REPORTAGE. "Quand on a un uniforme, on ne s'autorise pas à aller mal" : la gendarmerie organise des ateliers de gestion du stress pour ses effectifs
"Quand on a un uniforme, on ne s'autorise pas à aller mal" : la gendarmerie organise des ateliers de gestion du stress pour ses effectifs
Comment gérer son stress et ses émotions quand on côtoie la mort et la détresse au quotidien ? Pour la première fois, le pôle judiciaire de la gendarmerie nationale organise trois jours de cours et d'ateliers afin d'éviter les traumatismes et leurs conséquences sur le long terme.
Une cinquantaine de gendarmes sont assis, les yeux fermés, lundi 20 juin dans l'après-midi, au pôle judiciaire de la gendarmerie à Pontoise (Val d'Oise), guidés par la voix du Dr Corinne Isnard Bagnis : "Imaginez une lampe de poche. Comme si le faisceau de la lampe allait se promener dans différentes parties de votre corps. Il y a juste à observer si vous ressentez quelque chose ou non". Après vingt minutes de méditation, une militaire évoque cette "douleur au genou" qui a surgi pendant la séance, un autre "le mental, des pensées" qui revenaient sans cesse.

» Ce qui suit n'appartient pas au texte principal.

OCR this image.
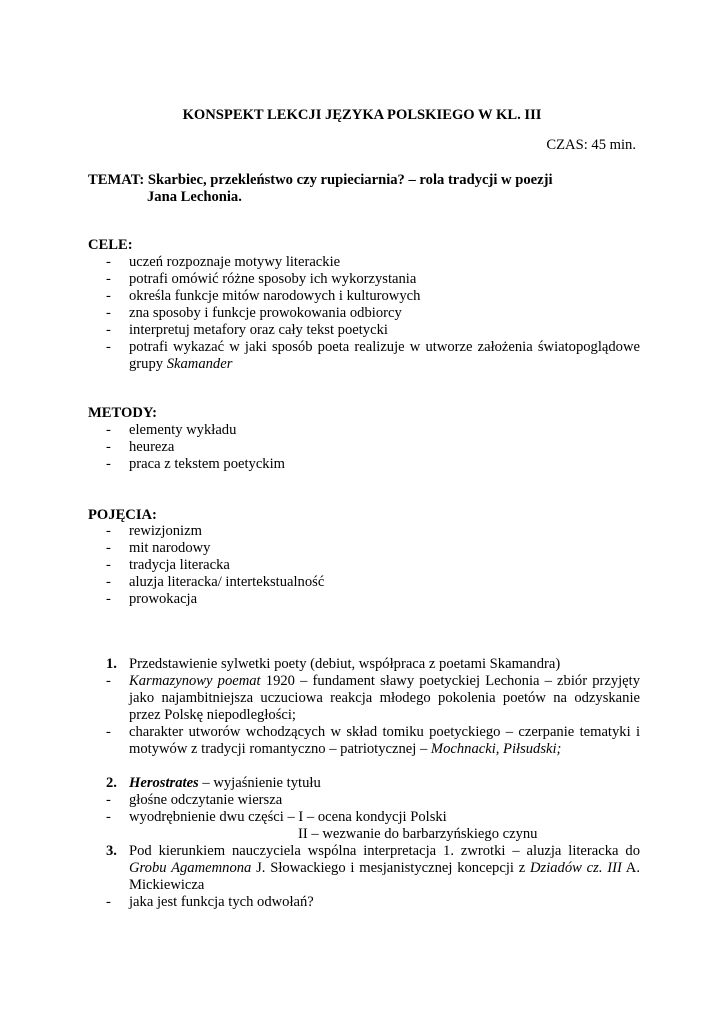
KONSPEKT LEKCJI JĘZYKA POLSKIEGO W KL. III
CZAS: 45 min.
TEMAT: Skarbiec, przekleństwo czy rupieciarnia? – rola tradycji w poezji
Jana Lechonia.
CELE:
- uczeń rozpoznaje motywy literackie
- potrafi omówić różne sposoby ich wykorzystania
- określa funkcje mitów narodowych i kulturowych
- zna sposoby i funkcje prowokowania odbiorcy
- interpretuj metafory oraz cały tekst poetycki
- potrafi wykazać w jaki sposób poeta realizuje w utworze założenia światopoglądowe grupy Skamander
METODY:
- elementy wykładu
- heureza
- praca z tekstem poetyckim
POJĘCIA:
- rewizjonizm
- mit narodowy
- tradycja literacka
- aluzja literacka/ intertekstualność
- prowokacja
1. Przedstawienie sylwetki poety (debiut, współpraca z poetami Skamandra)
- Karmazynowy poemat 1920 – fundament sławy poetyckiej Lechonia – zbiór przyjęty jako najambitniejsza uczuciowa reakcja młodego pokolenia poetów na odzyskanie przez Polskę niepodległości;
- charakter utworów wchodzących w skład tomiku poetyckiego – czerpanie tematyki i motywów z tradycji romantyczno – patriotycznej – Mochnacki, Piłsudski;
2. Herostrates – wyjaśnienie tytułu
- głośne odczytanie wiersza
- wyodrębnienie dwu części – I – ocena kondycji Polski
II – wezwanie do barbarzyńskiego czynu
3. Pod kierunkiem nauczyciela wspólna interpretacja 1. zwrotki – aluzja literacka do Grobu Agamemnona J. Słowackiego i mesjanistycznej koncepcji z Dziadów cz. III A. Mickiewicza
- jaka jest funkcja tych odwołań?
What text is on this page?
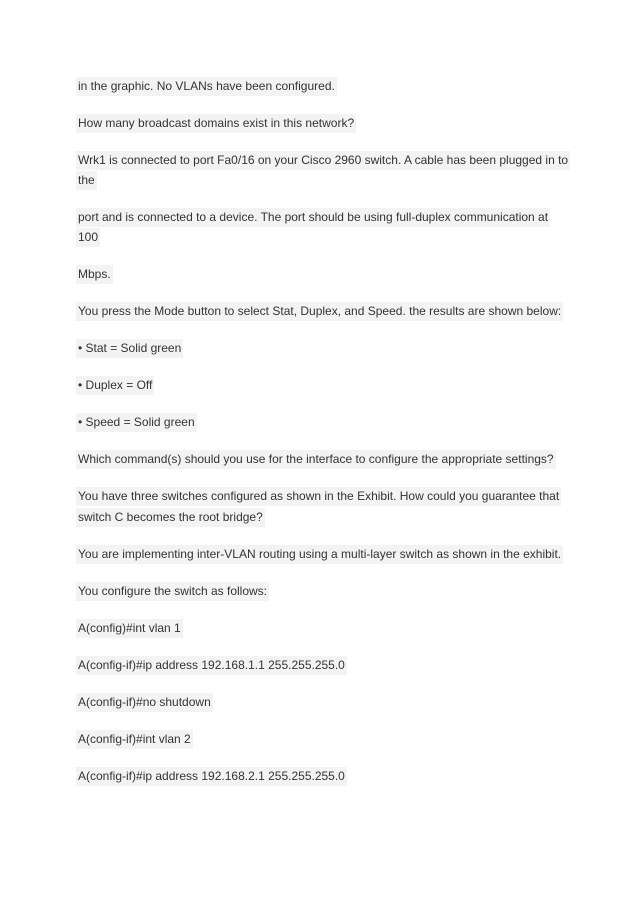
in the graphic. No VLANs have been configured.
How many broadcast domains exist in this network?
Wrk1 is connected to port Fa0/16 on your Cisco 2960 switch. A cable has been plugged in to
the
port and is connected to a device. The port should be using full-duplex communication at
100
Mbps.
You press the Mode button to select Stat, Duplex, and Speed. the results are shown below:
• Stat = Solid green
• Duplex = Off
• Speed = Solid green
Which command(s) should you use for the interface to configure the appropriate settings?
You have three switches configured as shown in the Exhibit. How could you guarantee that
switch C becomes the root bridge?
You are implementing inter-VLAN routing using a multi-layer switch as shown in the exhibit.
You configure the switch as follows:
A(config)#int vlan 1
A(config-if)#ip address 192.168.1.1 255.255.255.0
A(config-if)#no shutdown
A(config-if)#int vlan 2
A(config-if)#ip address 192.168.2.1 255.255.255.0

Parmi ces militaires du pôle judiciaire, les profils sont variés mais tous sont confrontés à des images et des situations traumatiques de façon répétée : certains font des prélèvements sur les corps, d'autres identifient les dépouilles, d'autres encore visionnent des centaines d'heures de vidéos pédocriminelles. Pendant trois jours 145 gendarmes assistent donc à des ateliers pour apprendre à mieux gérer leur stress, et à anticiper les conséquences des traumatismes qu'ils peuvent engranger au cours de leur carrière.
"Savoir dire quand on va mal"
Tout cela grâce à des outils comme la méditation, la sophrologie ou la gestion des émotions. Des clés utiles quand on part en mission selon le colonel Thibault Fritz, à la tête de la section d'identification humaine. Avec ses équipes, il a passé très récemment plusieurs semaines en Ukraine, notamment dans le charnier de la ville de Boutcha. "On part vers l'inconnu, il peut y avoir des évènements de stress aigu mais aussi il y a la durée à gérer et la récupération. Donc c'est un ensemble et c'est pour ça que la boite à outils de différentes notions sur la gestion du stress, en amont, pendant et après, est particulièrement utile pour celui qui veut être et durer", analyse le Colonel Fritz.
"L'autre enjeu, c'est de savoir dire quand l'on va mal", renchérit Adrien Jimenez. Cet ancien infirmier auprès des forces spéciales travaille désormais au sein de l'institut de recherche biomédical des armées. "C'est un lieu qui reste masculin et quand on a un uniforme on ne s'autorise pas à ne pas aller bien. Donc ce sont ces deux enjeux : accepter que c'est là, que je ne vais pas bien et pouvoir être capable de le partager mais ce n'est pas simple encore. Heureusement on en parle de plus en plus."
Mais si ce dialogue peut être évident dans les cas les plus extrêmes, les charniers, les catastrophes, les attentats, il est souvent beaucoup plus compliqué de faire face quand une situation traumatique arrive par surprise.
Le pôle judiciaire de la gendarmerie à Pontoise accueille ce premier séminaire sur la gestion du stress. (MARGAUX STIVE / RADIO FRANCE)
Et c'est souvent le cas constate le général Patrick Touron à la tête du pôle judiciaire de la gendarmerie nationale. "De par l'expérience que j'en ai, c'est toujours sur des évènements inattendus. J'ai le souvenir d'un gendarme avec qui j'intervenais sur un incendie. Il y avait le corps d'un enfant brûlé avec un tee-shirt qui ressemblait au tee-shirt de l'un de ses enfants, raconte le général Touron. Et ça l'a tellement marqué qu'il n'a pas pu accomplir sa mission et qu'il a décidé ensuite de se réorienter dans sa carrière. Ce n'est pas parce que c'était particulièrement horrible ou traumatisant a priori, mais c'est parce que se rapportait une histoire personnelle, et ça on ne le voit pas venir. Et c'est parce qu'on ne le voit pas venir qu'on ne peut pas lutter efficacement", ajoute-t-il.
Cette semaine, 145 gendarmes ont pu assister au séminaire, avec l'objectif de faire participer à terme les 600 effectifs du pôle judiciaire et de le proposer au-delà, à tous les militaires de la gendarmerie nationale.